REPUBLIKA.CO.ID, JAKARTA — Kementerian Perindustrian (Kemenperin) membantah kabar relokasi dua perusahaan komponen otomotif dari Indonesia ke Vietnam. Pemerintah memastikan fasilitas produksi kedua perusahaan masih beroperasi normal dan tidak melakukan PHK.
Juru Bicara Kemenperin Febri Hendri Antoni Arief mengatakan, Menteri Perindustrian Agus Gumiwang Kartasasmita telah memerintahkan jajarannya menelusuri informasi yang beredar terkait relokasi dan pemutusan hubungan kerja pada dua perusahaan komponen otomotif di Jawa Timur.
“Pada Ahad (21 Juni 2026), bapak Menteri Perindustrian telah memerintahkan Dirjen ILMATE untuk menelusuri kebenaran informasi relokasi perusahaan industri komponen otomotif dari Indonesia ke Vietnam,” kata Febri dalam keterangannya, Rabu (24/6/2026).

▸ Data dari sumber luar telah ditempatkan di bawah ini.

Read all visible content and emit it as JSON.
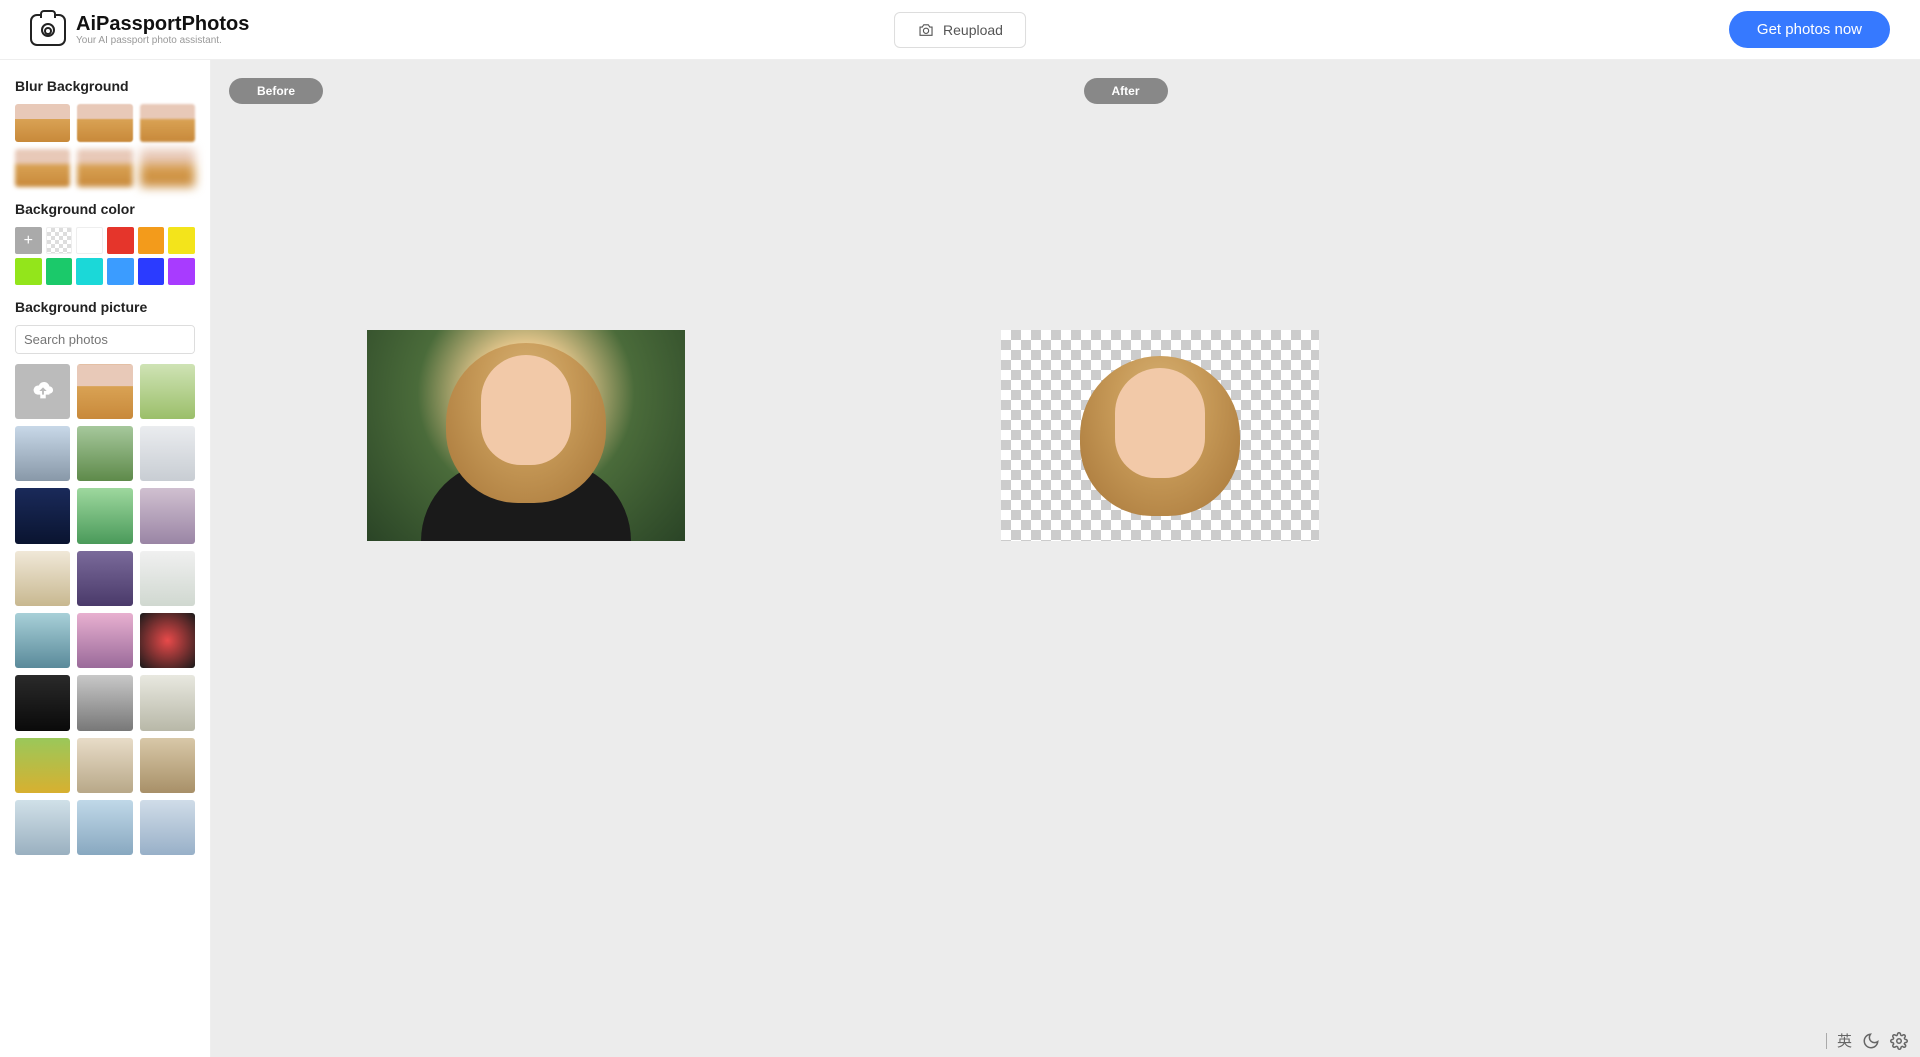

Hasil penelusuran menunjukkan PT JAI dan PT SAI yang disebut dalam pemberitaan masih menjalankan kegiatan produksi seperti biasa. Kedua perusahaan juga masih aktif menyampaikan laporan kegiatan industri melalui Sistem Informasi Industri Nasional (SIINas).
“Berdasarkan hasil penelusuran kebenaran informasi ini, Kemenperin sementara menyimpulkan pertama belum ada rencana relokasi fasilitas produksi PT JAI dan PT SAI dari Indonesia ke Vietnam. Dan kedua tidak ada pengurangan tenaga kerja atau PHK pada dua perusahaan industri tersebut,” ujar Febri.
Menurut Kemenperin, isu relokasi tersebut sempat menimbulkan kekhawatiran di kalangan pembeli dan pemasok kedua perusahaan. Sejumlah mitra bisnis bahkan mempertanyakan kelanjutan kontrak dan komitmen perusahaan ke depan.
“Pemberitaan masif terhadap relokasi dan PHK pada dua industri di Jatim ini telah berdampak terhadap rantai pasok industri otomotif dan iklim investasi manufaktur Indonesia terutama pada dua perusahaan industri komponen otomotif ini,” kata Febri.